Police dogs gunned down in the line of duty
Share this article:
IT WILL be a bleak Fathers’ Day for Captain Reeno Dayaram, a member of the Pietermaritzburg Dog Unit, his wife and three children today.
The “baby” in his family and trusted K-9 partner, Simba, was shot and killed while tracking armed suspects this week.
Captain Dayaram said the death of Simba, a Dutch Shepherd, who had been with him since 2010, was “like losing a son”.

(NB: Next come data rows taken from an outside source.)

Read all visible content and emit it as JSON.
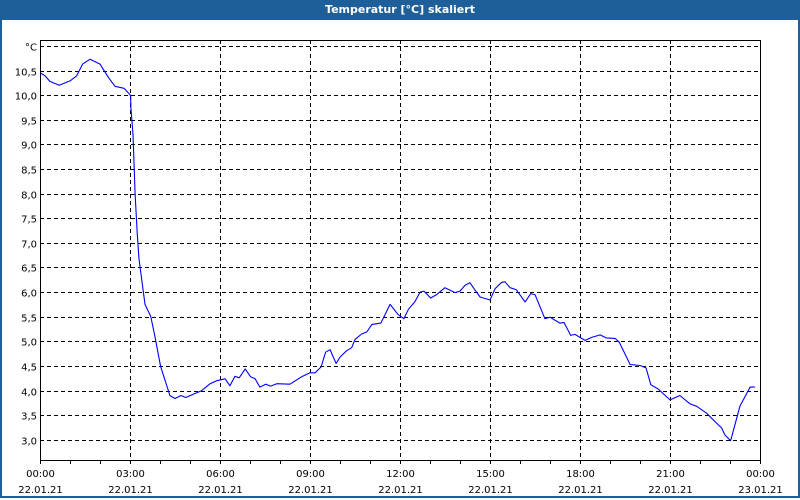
{
  "window": {
    "title": "Temperatur [°C] skaliert"
  },
  "colors": {
    "titlebar": "#1f5f99",
    "series": "#0000ff",
    "grid": "#000000"
  },
  "chart_data": {
    "type": "line",
    "title": "Temperatur [°C] skaliert",
    "ylabel": "°C",
    "xlabel": "",
    "ylim": [
      2.59,
      11.12
    ],
    "xlim_hours": [
      0,
      24
    ],
    "yticks": [
      3.0,
      3.5,
      4.0,
      4.5,
      5.0,
      5.5,
      6.0,
      6.5,
      7.0,
      7.5,
      8.0,
      8.5,
      9.0,
      9.5,
      10.0,
      10.5
    ],
    "ytick_labels": [
      "3,0",
      "3,5",
      "4,0",
      "4,5",
      "5,0",
      "5,5",
      "6,0",
      "6,5",
      "7,0",
      "7,5",
      "8,0",
      "8,5",
      "9,0",
      "9,5",
      "10,0",
      "10,5"
    ],
    "yunit_tick": 11.0,
    "xticks_hours": [
      0,
      3,
      6,
      9,
      12,
      15,
      18,
      21,
      24
    ],
    "xtick_labels": [
      [
        "00:00",
        "22.01.21"
      ],
      [
        "03:00",
        "22.01.21"
      ],
      [
        "06:00",
        "22.01.21"
      ],
      [
        "09:00",
        "22.01.21"
      ],
      [
        "12:00",
        "22.01.21"
      ],
      [
        "15:00",
        "22.01.21"
      ],
      [
        "18:00",
        "22.01.21"
      ],
      [
        "21:00",
        "22.01.21"
      ],
      [
        "00:00",
        "23.01.21"
      ]
    ],
    "grid": true,
    "series": [
      {
        "name": "Temperatur",
        "points": [
          [
            0.02,
            10.45
          ],
          [
            0.17,
            10.39
          ],
          [
            0.33,
            10.28
          ],
          [
            0.64,
            10.2
          ],
          [
            1.0,
            10.29
          ],
          [
            1.22,
            10.39
          ],
          [
            1.42,
            10.63
          ],
          [
            1.67,
            10.73
          ],
          [
            2.0,
            10.63
          ],
          [
            2.28,
            10.36
          ],
          [
            2.5,
            10.18
          ],
          [
            2.8,
            10.14
          ],
          [
            2.94,
            10.05
          ],
          [
            3.02,
            9.99
          ],
          [
            3.03,
            9.75
          ],
          [
            3.1,
            9.2
          ],
          [
            3.17,
            8.0
          ],
          [
            3.24,
            7.2
          ],
          [
            3.3,
            6.67
          ],
          [
            3.39,
            6.26
          ],
          [
            3.5,
            5.75
          ],
          [
            3.69,
            5.51
          ],
          [
            3.83,
            5.1
          ],
          [
            4.02,
            4.49
          ],
          [
            4.33,
            3.9
          ],
          [
            4.5,
            3.84
          ],
          [
            4.7,
            3.9
          ],
          [
            4.86,
            3.86
          ],
          [
            5.39,
            4.0
          ],
          [
            5.67,
            4.14
          ],
          [
            5.89,
            4.2
          ],
          [
            6.17,
            4.24
          ],
          [
            6.33,
            4.1
          ],
          [
            6.5,
            4.29
          ],
          [
            6.64,
            4.26
          ],
          [
            6.84,
            4.44
          ],
          [
            7.02,
            4.28
          ],
          [
            7.17,
            4.24
          ],
          [
            7.33,
            4.07
          ],
          [
            7.52,
            4.13
          ],
          [
            7.69,
            4.09
          ],
          [
            7.89,
            4.14
          ],
          [
            8.33,
            4.13
          ],
          [
            8.72,
            4.28
          ],
          [
            9.0,
            4.36
          ],
          [
            9.17,
            4.36
          ],
          [
            9.37,
            4.48
          ],
          [
            9.52,
            4.78
          ],
          [
            9.67,
            4.83
          ],
          [
            9.87,
            4.55
          ],
          [
            10.0,
            4.68
          ],
          [
            10.22,
            4.81
          ],
          [
            10.39,
            4.87
          ],
          [
            10.5,
            5.04
          ],
          [
            10.72,
            5.15
          ],
          [
            10.89,
            5.19
          ],
          [
            11.06,
            5.34
          ],
          [
            11.36,
            5.37
          ],
          [
            11.67,
            5.75
          ],
          [
            11.94,
            5.54
          ],
          [
            12.13,
            5.46
          ],
          [
            12.28,
            5.65
          ],
          [
            12.5,
            5.81
          ],
          [
            12.67,
            6.0
          ],
          [
            12.8,
            6.02
          ],
          [
            13.02,
            5.88
          ],
          [
            13.22,
            5.95
          ],
          [
            13.5,
            6.09
          ],
          [
            13.83,
            5.99
          ],
          [
            14.0,
            6.02
          ],
          [
            14.17,
            6.14
          ],
          [
            14.33,
            6.19
          ],
          [
            14.5,
            6.04
          ],
          [
            14.67,
            5.9
          ],
          [
            15.0,
            5.84
          ],
          [
            15.17,
            6.07
          ],
          [
            15.39,
            6.2
          ],
          [
            15.5,
            6.21
          ],
          [
            15.67,
            6.09
          ],
          [
            15.87,
            6.05
          ],
          [
            16.17,
            5.8
          ],
          [
            16.36,
            5.97
          ],
          [
            16.5,
            5.95
          ],
          [
            16.83,
            5.46
          ],
          [
            17.0,
            5.49
          ],
          [
            17.33,
            5.37
          ],
          [
            17.47,
            5.38
          ],
          [
            17.69,
            5.12
          ],
          [
            17.83,
            5.14
          ],
          [
            18.17,
            5.02
          ],
          [
            18.39,
            5.08
          ],
          [
            18.67,
            5.13
          ],
          [
            18.87,
            5.07
          ],
          [
            19.17,
            5.06
          ],
          [
            19.31,
            4.98
          ],
          [
            19.67,
            4.53
          ],
          [
            20.0,
            4.51
          ],
          [
            20.2,
            4.46
          ],
          [
            20.36,
            4.12
          ],
          [
            20.61,
            4.03
          ],
          [
            21.0,
            3.81
          ],
          [
            21.33,
            3.9
          ],
          [
            21.67,
            3.73
          ],
          [
            21.89,
            3.68
          ],
          [
            22.22,
            3.54
          ],
          [
            22.5,
            3.37
          ],
          [
            22.72,
            3.24
          ],
          [
            22.83,
            3.1
          ],
          [
            23.02,
            2.98
          ],
          [
            23.33,
            3.68
          ],
          [
            23.67,
            4.07
          ],
          [
            23.83,
            4.07
          ]
        ]
      }
    ]
  }
}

Simba and two other police dogs (Shaka and Duke) were all shot in the head on Monday, at different times, while attempting to bring down a gang of armed suspects who were fleeing from police and ran into a dense sugarcane field, in the Maqongqo area, about 25kms from Pietermaritzburg.
Shaka, a German Shepherd, also died at the scene, but Duke the Rottweiler was airlifted to a nearby animal hospital. It has since been reported that Duke is recovering well.
The group of four suspects allegedly gunned down Lieutenant-Colonel Jabulani Ndawonde, Ndwedwe’s acting station commander, last month, before making off with his service handgun and a R-5 rifle.
Some of the suspects were apparently on the run since escaping from a holding cell at the Durban High Court in March, shortly after being convicted on one attempted murder and five murder charges.
The charges relate to a 2017 shooting incident where the suspects killed five members of a family living in the Nteke area in Mariannhill.
Members of the Directorate for Priority Crime Investigation (Hawks) and Crime Intelligence have been gathering information on the whereabouts of the suspects since their jailbreak, which culminated in a police task-team attempting to intercept the four suspects in Maqongqo.
When the suspects’ vehicle was stopped at around 7.30am, they shot at the police. Two of the suspects got out of the vehicle and ran into the sugarcane field.
The other two attempted to drive off, but their vehicle ran into a ditch. The driver was fatally wounded while the other suspect also managed to flee into the bush, in spite of his injuries.
Captain Dayaram arrived at the scene at around 11.30am with Simba, knowing about Shaka’s death.
Although an officer suggested to Dayaram not to enter the bush as they could be shot, it did not deter him.
“I said to myself, I have many years of experience and I cannot afford for us to stand down and let suspects go free. More policemen and dogs would be shot,” thought Dayaram, who has been a policeman for 30 years, of which 28 were with the dog unit.
He got directions on where the suspects entered the bush and began tracking with Simba leading the way on a puppy line.
Handlers use puppy lines to keep pace with their dogs.
“I had Simba on half a length of puppy line (about 4m) because I knew the suspects were armed and I tried to stay as close as possible.”
More than 200m into the bush, he felt a tug on the line and heard a suspect moaning.
“I started to run towards the dog when I heard gunfire. Simba was lying a metre away from the suspect.”
Dayaram and another policeman returned fire and fatally wounded the suspect.
“I knelt next to my dog, stroked his fur, and spoke with him until he took his last breath,” he said.
Dayaram got Simba from a dog-breeder when his previous dog was killed on duty in 2010. Simba was nine-months-old when Dayaram donated him to the SAPS. The dog was trained and they became partners in 2011.
Dayaram said they had worked on numerous cases over the years, and brought down hundreds of hardened criminals, which made Simba a highly-rated dog in police circles.
“He was brave and awesome. We worked mainly on high profile matters for the DPCI and other specialised units. Simba knew how to differentiate between policemen, civilians and criminals.
“His speed and power was such that he often took down guys firing wildly with AK-47 rifles and 9mm pistols. This was the first time he was injured in any way, while on duty.”
Dayaram said his wife and children were also deeply affected as Simba had lived with his family for the past six years.
“I am on call 24/7. Therefore, he stayed with me.
“At work, he is a worker and was switched on. At home, he switched off and was the baby and even slept on our beds at night. My family adored him and he was protective of them.”
Dayaram said his wife suggested previously that he should learn from Simba how to switch off from work when he was home.
While losing his partner was a huge strain, Dayaram was back at work the next day.
“I am looking forward to teaming up with another dog. I still have a lot of energy to do fieldwork. Simba’s death won’t deter me from working with dogs again,” he said.
National SAPS spokesperson, Colonel Katlego Mogale, said earlier this week that various charges, including 13 counts of attempted murder and the illegal possession of firearms and weapons, were opened against the remaining suspects.